All study tips
Critical Care·2026-05-03

Transfusion Mastery: MTP and Hemostasis Logic

Master the logic of the massive hemorrhage. Learn how to manage the 'Lethal Triad' and defend your transfusion ratios on the boards.

If you’re like me, the sight of a Level-1 Rapid Infuser spinning at full speed is both exhilarating and terrifying. On the anesthesiology oral boards, they don't want you to just shout 'MTP!' They want to know if you understand the metabolic fallout of dumping liters of cold, preserved blood into a dying patient. They want to see if you can break the 'Lethal Triad' before it’s too late.

The examiners will test your knowledge of 1:1:1 ratios, but they’ll also probe for 'The Citrate Trap' and the 'Hyperkalemia Spiral.' Let’s build your Consultant-Level Hemorrhage Logic.

The 'Lethal Triad': Your Primary Enemy

In a massive hemorrhage case, your primary goal is not just 'filling the tank.' It’s stopping the Lethal Triad: Acidosis, Hypothermia, and Coagulopathy.

Your Logic: "I will initiate a Massive Transfusion Protocol (MTP) targeting a 1:1:1 ratio of Packed Red Blood Cells (PRBCs), Fresh Frozen Plasma (FFP), and Platelets to simulate whole blood and prevent dilutional coagulopathy. I will utilize a rapid infuser with integrated warming to prevent hypothermia, as cold temperatures inhibit platelet function and the coagulation cascade."

The 'Citrate Trap' and Calcium

The examiner will say: "You've given 10 units of PRBCs and the blood pressure is still soft despite a full tank. What are you missing?"

The Answer: Hypocalcemia. PRBCs are preserved with citrate, which binds maternal/patient calcium. Calcium is 'Factor IV' in the clotting cascade and is essential for myocardial contractility.

The Board Lead-In: "I am concerned about citrate toxicity leading to symptomatic hypocalcemia. I will empirically administer 1 gram of Calcium Chloride (or 3g of Calcium Gluconate) for every 3-4 units of blood products to support myocardial contractility and facilitate normal clot formation."

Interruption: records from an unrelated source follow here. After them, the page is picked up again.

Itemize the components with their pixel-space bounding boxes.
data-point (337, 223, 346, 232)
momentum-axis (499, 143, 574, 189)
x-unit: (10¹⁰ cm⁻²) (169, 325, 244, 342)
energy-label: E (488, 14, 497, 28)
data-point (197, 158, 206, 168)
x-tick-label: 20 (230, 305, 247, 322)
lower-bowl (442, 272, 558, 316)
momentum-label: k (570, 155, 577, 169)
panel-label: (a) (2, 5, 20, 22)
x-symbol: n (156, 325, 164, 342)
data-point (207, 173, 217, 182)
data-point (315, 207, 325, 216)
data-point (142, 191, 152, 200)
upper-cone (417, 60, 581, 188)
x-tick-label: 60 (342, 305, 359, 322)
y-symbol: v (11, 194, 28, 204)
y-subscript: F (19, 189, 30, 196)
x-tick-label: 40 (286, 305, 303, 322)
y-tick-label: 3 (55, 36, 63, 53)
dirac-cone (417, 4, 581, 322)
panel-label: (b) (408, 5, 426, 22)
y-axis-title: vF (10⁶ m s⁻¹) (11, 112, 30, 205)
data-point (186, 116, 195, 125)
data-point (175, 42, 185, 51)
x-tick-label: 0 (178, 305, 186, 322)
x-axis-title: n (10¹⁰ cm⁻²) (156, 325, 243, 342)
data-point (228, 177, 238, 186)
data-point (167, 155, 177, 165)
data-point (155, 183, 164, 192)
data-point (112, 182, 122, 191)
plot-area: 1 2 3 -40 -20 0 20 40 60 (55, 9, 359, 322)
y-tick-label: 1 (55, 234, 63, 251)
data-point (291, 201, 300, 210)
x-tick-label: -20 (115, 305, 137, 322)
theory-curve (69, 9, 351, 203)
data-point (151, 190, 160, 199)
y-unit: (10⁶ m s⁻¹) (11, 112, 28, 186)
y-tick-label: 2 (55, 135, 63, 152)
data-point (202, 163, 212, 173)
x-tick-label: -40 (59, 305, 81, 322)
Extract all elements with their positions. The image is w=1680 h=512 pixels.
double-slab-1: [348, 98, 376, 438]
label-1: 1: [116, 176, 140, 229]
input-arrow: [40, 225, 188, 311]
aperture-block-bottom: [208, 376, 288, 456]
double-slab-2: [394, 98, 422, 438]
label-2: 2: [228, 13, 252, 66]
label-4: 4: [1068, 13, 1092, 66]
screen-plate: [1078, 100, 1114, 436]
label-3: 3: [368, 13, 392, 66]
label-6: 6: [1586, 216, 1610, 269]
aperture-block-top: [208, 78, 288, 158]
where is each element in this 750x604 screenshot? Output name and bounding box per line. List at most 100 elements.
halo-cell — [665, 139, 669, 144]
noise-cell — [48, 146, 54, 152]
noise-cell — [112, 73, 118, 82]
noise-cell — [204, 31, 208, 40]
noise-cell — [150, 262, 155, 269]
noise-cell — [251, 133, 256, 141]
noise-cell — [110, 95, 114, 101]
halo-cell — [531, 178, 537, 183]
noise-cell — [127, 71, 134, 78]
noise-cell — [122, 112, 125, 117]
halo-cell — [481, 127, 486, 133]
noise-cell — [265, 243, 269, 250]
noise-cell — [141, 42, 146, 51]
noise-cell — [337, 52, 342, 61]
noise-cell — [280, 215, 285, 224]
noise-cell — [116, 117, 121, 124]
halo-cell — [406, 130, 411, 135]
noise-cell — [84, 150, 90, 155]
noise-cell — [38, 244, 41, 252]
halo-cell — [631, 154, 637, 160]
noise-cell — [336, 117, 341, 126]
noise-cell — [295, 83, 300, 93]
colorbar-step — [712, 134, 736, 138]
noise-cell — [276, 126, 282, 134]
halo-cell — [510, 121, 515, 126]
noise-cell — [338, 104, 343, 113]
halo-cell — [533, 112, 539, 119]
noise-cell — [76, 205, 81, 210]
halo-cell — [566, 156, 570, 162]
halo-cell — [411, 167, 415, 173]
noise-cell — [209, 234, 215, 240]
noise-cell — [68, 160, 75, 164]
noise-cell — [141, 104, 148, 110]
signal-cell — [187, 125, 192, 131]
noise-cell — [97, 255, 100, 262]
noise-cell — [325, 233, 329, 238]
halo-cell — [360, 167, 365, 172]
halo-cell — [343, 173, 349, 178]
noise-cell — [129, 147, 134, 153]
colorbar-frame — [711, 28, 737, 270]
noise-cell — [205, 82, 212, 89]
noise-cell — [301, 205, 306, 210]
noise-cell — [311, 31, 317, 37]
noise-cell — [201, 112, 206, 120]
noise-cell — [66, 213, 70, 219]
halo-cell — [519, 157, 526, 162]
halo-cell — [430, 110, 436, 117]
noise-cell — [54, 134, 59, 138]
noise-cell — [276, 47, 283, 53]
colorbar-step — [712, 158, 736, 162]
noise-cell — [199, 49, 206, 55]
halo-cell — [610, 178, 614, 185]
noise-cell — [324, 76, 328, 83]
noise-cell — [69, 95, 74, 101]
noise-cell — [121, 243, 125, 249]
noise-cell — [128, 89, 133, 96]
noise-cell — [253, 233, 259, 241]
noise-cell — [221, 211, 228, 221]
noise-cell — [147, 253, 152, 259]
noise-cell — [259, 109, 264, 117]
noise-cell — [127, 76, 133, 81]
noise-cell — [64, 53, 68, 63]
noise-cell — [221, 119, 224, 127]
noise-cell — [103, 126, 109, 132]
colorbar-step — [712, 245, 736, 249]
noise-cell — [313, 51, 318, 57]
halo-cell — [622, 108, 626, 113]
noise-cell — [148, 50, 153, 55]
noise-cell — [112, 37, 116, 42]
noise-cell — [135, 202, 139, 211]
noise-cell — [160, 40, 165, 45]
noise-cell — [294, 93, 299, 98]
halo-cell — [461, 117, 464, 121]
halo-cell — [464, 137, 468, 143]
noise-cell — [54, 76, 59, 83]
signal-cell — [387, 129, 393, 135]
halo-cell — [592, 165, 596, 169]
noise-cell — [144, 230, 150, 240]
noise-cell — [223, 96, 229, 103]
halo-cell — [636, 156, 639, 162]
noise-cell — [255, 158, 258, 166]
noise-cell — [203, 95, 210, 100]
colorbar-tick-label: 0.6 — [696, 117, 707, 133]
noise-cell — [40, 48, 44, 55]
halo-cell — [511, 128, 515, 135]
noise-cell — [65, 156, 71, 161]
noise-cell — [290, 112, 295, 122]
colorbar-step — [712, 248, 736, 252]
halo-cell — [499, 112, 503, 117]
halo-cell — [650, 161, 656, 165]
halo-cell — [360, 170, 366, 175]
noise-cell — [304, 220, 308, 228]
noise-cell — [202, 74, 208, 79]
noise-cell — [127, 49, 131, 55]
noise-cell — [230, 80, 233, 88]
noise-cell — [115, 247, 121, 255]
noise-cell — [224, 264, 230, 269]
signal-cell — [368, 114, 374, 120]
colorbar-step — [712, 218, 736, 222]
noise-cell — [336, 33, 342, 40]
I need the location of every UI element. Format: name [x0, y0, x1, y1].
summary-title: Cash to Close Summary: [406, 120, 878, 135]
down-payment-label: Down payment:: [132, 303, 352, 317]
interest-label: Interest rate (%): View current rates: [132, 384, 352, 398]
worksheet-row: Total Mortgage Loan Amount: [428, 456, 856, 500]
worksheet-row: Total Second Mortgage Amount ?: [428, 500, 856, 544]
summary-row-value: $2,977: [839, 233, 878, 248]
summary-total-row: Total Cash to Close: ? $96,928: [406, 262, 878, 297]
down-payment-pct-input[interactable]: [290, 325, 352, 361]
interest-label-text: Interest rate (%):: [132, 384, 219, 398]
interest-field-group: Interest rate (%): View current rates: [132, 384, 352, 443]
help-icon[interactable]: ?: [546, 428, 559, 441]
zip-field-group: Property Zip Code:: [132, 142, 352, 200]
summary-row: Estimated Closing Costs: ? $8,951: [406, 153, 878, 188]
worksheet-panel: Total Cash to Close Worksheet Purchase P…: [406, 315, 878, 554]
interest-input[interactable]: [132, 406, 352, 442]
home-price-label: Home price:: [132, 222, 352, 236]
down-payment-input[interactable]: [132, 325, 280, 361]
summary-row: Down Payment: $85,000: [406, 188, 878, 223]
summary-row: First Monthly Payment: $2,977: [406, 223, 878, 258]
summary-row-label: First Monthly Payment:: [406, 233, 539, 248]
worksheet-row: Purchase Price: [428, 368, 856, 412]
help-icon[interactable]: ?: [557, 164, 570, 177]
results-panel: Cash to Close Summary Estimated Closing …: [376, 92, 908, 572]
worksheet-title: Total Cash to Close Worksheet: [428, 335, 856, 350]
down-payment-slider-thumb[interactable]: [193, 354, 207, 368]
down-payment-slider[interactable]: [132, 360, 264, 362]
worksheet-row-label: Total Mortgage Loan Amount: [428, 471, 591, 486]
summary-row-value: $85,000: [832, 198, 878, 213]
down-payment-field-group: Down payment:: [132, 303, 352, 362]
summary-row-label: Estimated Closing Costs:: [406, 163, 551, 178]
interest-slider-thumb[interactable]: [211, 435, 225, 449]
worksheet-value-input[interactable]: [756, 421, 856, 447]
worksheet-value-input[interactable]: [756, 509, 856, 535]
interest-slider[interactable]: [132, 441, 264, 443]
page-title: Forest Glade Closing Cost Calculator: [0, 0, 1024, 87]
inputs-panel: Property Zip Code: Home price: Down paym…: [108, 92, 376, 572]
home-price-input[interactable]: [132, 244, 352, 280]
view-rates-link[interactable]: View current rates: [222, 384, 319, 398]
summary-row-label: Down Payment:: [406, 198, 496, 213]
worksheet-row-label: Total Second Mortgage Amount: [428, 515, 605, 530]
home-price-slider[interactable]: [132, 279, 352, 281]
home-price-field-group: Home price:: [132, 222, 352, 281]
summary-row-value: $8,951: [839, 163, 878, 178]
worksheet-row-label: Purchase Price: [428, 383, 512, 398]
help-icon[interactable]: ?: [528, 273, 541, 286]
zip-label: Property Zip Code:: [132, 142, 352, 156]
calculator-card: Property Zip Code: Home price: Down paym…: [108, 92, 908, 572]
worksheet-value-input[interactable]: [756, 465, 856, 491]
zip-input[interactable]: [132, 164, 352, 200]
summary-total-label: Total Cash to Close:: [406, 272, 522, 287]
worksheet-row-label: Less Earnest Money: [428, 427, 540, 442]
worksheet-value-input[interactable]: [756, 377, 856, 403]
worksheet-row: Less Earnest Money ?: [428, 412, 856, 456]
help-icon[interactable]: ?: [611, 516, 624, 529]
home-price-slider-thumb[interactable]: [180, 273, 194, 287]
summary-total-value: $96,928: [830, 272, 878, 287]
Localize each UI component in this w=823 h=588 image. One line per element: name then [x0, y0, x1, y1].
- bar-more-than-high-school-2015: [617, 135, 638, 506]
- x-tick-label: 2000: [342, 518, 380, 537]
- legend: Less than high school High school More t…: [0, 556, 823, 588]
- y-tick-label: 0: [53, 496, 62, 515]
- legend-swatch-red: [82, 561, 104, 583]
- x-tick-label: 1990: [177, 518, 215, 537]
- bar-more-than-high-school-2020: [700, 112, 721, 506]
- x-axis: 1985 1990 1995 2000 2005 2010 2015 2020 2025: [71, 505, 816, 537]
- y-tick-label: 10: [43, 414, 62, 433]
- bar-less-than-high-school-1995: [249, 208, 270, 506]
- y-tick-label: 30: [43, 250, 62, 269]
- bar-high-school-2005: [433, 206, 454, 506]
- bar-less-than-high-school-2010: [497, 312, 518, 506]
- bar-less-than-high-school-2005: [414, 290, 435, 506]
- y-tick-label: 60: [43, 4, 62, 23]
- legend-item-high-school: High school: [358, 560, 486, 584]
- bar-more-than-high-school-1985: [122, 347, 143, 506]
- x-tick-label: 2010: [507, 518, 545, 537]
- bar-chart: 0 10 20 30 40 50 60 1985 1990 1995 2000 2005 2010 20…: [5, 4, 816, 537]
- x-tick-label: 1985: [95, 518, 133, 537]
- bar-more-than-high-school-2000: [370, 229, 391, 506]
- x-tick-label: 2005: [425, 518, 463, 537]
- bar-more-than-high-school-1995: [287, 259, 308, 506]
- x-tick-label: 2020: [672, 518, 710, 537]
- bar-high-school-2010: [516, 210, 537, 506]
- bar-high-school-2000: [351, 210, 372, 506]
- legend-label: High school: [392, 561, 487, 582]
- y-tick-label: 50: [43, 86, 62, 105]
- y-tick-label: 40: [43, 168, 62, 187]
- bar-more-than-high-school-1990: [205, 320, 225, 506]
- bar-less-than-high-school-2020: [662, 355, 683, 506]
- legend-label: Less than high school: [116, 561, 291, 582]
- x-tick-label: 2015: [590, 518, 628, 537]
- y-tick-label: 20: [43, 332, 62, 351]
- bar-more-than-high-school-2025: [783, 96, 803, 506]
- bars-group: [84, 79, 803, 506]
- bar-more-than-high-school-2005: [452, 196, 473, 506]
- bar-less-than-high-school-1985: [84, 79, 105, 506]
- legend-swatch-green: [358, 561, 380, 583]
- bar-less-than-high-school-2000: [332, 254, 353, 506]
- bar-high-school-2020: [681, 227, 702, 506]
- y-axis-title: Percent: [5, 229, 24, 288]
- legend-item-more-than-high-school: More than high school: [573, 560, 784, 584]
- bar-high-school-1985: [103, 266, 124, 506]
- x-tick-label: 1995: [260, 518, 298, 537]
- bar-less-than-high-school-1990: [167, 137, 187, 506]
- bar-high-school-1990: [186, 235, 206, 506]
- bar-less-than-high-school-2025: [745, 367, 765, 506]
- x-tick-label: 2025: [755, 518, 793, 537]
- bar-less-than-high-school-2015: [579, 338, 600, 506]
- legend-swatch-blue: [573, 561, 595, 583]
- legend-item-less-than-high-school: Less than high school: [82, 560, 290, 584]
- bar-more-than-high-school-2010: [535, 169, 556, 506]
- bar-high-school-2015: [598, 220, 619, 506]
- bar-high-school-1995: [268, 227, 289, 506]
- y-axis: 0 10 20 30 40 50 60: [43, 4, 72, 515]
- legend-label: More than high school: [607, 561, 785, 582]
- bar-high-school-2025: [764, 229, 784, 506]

MTP Complications: TRALI vs. TACO

The boards love to make the patient short of breath 12 hours after the trauma. You have to differentiate between Transfusion-Related Acute Lung Injury (TRALI) and Transfusion-Associated Circulatory Overload (TACO).

  • TRALI: Immune-mediated (donor antibodies). Fever, hypotension, non-cardiogenic edema. Logic: Supportive care, notify the blood bank to defer the donor.
  • TACO: Hydrostatic (too much fluid). Hypertension, high JVP, cardiogenic edema. Logic: Diuresis, slow the transfusion.

The 'Consultant Pause': When to Stop?

The examiner asks: "The surgeon says they can't stop the oozing. Do you keep giving FFP?"

The Move: Transition to Goal-Directed Therapy. "I will obtain point-of-care coagulation testing, specifically TEG (Thromboelastography) or ROTEM, to identify the specific deficiency—be it fibrinogen, platelet function, or hyperfibrinolysis. I will then provide targeted therapy with Cryoprecipitate or Tranexamic Acid (TXA) rather than continuing 'blind' volume expansion with FFP."

Lead-Ins: Defending the Hemorrhage

  • "I am aggressively defending the patient's temperature to maintain enzymatic coagulation function."
  • "I will utilize a 'permissive hypotension' strategy, maintaining a MAP of 55-65 mmHg until surgical source control is achieved, to avoid 'popping the clot'."
  • "I am monitoring for the hyperkalemic effects of rapid transfusion, especially with older units of PRBCs."

FAQs: Transfusion on the Boards

1. Why Calcium Chloride over Gluconate?

Calcium Chloride provides 3x more elemental calcium and does not require hepatic metabolism, making it preferred in the setting of shock or liver failure. However, it must be given through a central line if possible due to its sclerosing nature.

2. Do I give TXA to everyone?

Based on the CRASH-2 and WOMAN trials, TXA should be given within 3 hours of injury/bleeding. "I will administer 1 gram of TXA immediately, followed by an infusion, as early administration has been shown to significantly reduce mortality from bleeding."

Conclusion: Managing the Mess

Massive transfusion is a logistical challenge as much as a medical one. Show the examiner you can lead the room—calling for products, monitoring the electrolytes, and coordinating with the surgeon. If you can move from 'Protocolized MTP' to 'Targeted TEG-guided therapy' seamlessly, you've demonstrated the poise of a consultant.